Após ter criado o corpo, o artesão não sabia como preencher
seu boneco de vidro. Sabia que faltava algo. Primeiro, tentou água, mas a falta
de cor fazia com que o brinquedo continuasse passando a sensação de vazio. Usou
tinta preta para modificar o semblante. Escureceu demais as entranhas da peça.
Algo ali dentro precisava se destacar sem se envaidecer. Algo que tenha nascido
para conviver nas trevas com a solidão eterna.

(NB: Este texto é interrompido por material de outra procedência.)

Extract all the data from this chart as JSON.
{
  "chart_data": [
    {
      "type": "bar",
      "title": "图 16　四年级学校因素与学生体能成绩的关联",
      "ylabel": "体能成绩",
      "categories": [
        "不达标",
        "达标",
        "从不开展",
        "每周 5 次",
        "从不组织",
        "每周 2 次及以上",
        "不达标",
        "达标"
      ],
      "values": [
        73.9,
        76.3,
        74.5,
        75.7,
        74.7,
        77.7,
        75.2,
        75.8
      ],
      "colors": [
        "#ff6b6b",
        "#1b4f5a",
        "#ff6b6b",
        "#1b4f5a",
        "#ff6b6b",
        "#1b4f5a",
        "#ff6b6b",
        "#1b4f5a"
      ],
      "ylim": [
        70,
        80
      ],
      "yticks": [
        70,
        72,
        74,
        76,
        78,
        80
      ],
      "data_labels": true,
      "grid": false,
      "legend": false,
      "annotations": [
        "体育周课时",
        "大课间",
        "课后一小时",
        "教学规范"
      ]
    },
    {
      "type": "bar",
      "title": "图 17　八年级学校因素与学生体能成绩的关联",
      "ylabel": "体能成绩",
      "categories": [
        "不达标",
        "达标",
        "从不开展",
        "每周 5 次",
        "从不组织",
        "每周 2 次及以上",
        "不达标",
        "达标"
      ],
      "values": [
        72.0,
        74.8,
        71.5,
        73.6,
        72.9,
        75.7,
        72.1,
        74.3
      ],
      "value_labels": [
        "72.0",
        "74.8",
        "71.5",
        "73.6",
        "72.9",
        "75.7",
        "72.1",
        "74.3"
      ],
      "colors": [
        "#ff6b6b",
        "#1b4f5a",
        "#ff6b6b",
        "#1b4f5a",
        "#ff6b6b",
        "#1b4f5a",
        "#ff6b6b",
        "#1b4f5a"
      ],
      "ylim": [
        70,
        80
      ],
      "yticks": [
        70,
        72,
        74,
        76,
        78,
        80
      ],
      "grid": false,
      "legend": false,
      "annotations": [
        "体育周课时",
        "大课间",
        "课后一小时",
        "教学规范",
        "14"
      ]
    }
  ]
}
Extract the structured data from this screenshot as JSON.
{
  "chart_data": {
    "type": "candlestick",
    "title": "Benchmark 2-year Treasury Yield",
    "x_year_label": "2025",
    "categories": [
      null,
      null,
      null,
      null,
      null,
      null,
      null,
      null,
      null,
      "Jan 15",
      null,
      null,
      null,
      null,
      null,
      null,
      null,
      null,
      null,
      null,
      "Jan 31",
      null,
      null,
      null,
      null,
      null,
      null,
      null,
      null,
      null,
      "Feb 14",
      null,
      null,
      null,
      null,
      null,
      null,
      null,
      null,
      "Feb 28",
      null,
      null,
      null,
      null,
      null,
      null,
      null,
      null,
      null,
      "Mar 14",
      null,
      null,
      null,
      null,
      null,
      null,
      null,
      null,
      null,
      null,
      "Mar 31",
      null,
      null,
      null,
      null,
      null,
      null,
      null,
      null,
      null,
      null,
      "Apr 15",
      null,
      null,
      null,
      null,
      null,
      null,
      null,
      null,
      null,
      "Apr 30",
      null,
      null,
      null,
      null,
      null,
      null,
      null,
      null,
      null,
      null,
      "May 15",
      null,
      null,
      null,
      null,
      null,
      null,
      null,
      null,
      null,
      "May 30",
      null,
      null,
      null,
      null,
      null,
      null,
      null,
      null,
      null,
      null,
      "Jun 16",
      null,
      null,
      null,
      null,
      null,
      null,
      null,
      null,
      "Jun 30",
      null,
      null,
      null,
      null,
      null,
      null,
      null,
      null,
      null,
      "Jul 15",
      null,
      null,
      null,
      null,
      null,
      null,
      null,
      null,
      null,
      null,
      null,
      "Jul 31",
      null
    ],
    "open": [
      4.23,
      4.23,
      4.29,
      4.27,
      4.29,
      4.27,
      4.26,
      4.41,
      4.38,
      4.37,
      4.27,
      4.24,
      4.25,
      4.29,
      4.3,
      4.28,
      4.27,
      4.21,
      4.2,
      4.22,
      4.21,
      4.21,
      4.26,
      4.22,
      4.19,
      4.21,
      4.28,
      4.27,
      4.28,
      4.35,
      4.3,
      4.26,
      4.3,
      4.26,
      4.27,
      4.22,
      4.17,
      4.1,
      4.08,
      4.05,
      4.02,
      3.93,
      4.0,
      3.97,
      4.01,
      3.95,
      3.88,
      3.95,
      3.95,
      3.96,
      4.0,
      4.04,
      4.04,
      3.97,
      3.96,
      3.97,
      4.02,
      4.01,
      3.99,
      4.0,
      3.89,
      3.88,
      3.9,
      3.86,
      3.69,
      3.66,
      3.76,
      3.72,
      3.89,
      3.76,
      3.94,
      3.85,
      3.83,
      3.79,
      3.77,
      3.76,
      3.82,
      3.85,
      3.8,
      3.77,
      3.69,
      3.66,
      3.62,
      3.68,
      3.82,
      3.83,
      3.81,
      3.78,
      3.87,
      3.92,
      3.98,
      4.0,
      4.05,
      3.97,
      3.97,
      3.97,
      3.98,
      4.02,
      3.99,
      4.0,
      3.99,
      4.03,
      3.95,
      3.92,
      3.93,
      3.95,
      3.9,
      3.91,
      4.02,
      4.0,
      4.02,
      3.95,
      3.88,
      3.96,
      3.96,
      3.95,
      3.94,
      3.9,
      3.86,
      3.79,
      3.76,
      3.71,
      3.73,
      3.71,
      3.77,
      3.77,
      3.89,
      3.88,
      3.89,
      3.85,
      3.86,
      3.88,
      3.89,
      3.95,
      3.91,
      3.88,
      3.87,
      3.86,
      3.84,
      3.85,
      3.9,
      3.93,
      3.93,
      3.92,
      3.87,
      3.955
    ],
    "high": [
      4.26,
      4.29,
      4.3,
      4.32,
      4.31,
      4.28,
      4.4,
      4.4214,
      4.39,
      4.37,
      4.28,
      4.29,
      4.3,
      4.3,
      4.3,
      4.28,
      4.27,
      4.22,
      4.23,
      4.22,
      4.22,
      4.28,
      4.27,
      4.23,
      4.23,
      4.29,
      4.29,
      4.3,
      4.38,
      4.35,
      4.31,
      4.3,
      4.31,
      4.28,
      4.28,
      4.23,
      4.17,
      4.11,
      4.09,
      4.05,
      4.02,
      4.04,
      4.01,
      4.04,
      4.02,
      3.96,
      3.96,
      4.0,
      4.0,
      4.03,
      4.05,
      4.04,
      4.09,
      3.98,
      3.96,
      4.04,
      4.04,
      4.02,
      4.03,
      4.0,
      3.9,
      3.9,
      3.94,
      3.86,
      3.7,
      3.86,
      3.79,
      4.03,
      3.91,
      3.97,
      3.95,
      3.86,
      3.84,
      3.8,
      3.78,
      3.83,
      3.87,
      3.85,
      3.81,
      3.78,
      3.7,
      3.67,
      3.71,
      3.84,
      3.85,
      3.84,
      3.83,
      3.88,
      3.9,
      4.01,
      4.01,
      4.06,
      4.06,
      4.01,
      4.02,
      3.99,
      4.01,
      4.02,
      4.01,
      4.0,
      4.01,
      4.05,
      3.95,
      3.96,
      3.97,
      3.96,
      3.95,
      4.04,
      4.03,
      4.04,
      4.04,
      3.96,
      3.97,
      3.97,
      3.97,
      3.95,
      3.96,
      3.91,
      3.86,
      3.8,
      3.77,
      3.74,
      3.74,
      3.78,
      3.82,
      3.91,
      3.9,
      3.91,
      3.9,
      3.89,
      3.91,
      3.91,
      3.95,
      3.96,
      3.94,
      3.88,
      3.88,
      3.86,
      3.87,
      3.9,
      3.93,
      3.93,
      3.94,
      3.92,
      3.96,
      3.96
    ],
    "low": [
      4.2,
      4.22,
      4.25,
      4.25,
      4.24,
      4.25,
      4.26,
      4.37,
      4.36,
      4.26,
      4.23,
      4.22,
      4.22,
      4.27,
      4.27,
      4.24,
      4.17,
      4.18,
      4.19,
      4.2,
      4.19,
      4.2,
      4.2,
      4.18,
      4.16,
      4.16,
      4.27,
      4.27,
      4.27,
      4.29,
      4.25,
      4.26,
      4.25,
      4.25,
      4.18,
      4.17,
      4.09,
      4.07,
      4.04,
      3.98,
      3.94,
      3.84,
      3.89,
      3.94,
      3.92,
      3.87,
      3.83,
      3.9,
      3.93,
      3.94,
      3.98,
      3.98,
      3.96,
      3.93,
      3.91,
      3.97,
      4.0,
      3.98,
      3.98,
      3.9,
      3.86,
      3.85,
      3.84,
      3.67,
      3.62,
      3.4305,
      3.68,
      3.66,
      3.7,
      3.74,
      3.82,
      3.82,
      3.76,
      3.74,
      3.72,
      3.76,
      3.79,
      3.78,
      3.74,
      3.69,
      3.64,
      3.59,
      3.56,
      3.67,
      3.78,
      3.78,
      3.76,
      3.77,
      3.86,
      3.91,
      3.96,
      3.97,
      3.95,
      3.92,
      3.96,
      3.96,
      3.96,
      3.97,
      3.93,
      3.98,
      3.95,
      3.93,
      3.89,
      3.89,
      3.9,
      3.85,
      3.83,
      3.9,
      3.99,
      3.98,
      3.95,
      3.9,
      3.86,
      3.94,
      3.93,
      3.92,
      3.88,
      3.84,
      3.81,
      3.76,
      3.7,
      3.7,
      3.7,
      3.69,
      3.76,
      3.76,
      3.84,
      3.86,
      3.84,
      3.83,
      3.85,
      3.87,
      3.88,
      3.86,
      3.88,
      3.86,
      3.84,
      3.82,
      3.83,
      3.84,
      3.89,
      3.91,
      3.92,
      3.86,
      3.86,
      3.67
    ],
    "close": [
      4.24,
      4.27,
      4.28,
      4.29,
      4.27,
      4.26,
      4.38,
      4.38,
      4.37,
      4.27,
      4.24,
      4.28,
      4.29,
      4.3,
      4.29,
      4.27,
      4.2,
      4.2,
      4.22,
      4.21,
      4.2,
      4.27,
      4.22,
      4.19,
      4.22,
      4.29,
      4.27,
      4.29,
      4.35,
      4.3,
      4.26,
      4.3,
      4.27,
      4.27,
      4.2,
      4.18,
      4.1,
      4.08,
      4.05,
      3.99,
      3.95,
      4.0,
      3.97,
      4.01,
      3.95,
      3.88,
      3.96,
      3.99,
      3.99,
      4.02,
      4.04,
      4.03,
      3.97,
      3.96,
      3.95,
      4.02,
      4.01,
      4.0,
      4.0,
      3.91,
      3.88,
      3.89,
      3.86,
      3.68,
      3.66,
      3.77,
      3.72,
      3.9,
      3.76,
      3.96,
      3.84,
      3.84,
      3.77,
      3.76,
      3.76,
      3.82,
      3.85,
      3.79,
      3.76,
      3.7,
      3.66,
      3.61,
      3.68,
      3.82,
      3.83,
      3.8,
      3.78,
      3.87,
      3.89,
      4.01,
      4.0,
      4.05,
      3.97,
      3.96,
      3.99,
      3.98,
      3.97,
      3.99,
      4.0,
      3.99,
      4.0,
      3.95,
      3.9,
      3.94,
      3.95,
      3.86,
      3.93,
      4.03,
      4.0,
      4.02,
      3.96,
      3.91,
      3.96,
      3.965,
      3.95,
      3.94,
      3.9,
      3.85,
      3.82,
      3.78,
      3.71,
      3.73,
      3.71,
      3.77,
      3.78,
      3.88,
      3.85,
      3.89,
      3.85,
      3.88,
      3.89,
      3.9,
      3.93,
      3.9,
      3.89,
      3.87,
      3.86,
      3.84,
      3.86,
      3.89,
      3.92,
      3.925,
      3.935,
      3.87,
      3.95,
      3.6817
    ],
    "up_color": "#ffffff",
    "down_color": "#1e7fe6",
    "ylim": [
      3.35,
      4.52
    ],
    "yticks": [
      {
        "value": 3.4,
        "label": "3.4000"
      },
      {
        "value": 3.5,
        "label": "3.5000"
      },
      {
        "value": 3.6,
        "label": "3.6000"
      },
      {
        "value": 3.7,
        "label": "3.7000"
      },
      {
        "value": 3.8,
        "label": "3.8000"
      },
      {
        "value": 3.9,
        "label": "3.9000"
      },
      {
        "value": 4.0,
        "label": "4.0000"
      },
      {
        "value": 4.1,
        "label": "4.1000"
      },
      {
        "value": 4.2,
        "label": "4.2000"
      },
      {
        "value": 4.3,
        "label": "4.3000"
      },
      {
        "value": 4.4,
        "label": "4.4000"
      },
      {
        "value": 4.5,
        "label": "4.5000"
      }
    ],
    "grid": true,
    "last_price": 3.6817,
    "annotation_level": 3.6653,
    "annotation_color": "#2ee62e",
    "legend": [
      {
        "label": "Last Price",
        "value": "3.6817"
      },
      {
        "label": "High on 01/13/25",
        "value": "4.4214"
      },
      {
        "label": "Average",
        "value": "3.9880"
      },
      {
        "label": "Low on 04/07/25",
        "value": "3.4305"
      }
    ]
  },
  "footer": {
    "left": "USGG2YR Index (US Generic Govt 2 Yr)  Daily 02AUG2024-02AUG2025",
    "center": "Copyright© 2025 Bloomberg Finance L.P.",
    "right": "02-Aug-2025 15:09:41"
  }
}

Foi até à praia na esperança de encontrar inspiração. Molhou
os pés, pediu licença para as águas e afundou. Cedeu ao canto das profundezas
como quem pula do penhasco só para ter, por alguns segundos, a sensação do voo
– ou da queda. Imerso, sentiu o hálito solitário do abismo oceânico. Poucas
luzes cintilavam timidamente quase que por obrigação de gerar ali a mínima
sensação de espaço. Cada vez mais a pressão o obrigava a expirar a própria
vida. No fundo (do seu peito), aquela visita ao mar era, na verdade, sua
despedida. Cansou de perder noites e noites de sono pensando na finalização de
seu boneco de vidro. Foi então que o fogo lhe acariciou a pele. Ardeu tanto que
o grito sufocado se transformou num cardume de bolhas desorientadas. Era ela, a
alma das águas, a dançarina das trevas, a eterna vida no meio do nada. A
água-viva.
Delicadamente, consumiu a vitalidade do artesão. Conjurou
com seus tentáculos o ritual fúnebre que receberia aquele corpo velho e magro
como cadáver e, futuramente, como coral. A última fagulha de vida ordenou que
as mãos do velho – já marcadas pelo veneno do ser desossado – fizesse da gasta
camiseta uma cela capaz de aprisionar seu algoz. Conseguiu. Subiu. Secou.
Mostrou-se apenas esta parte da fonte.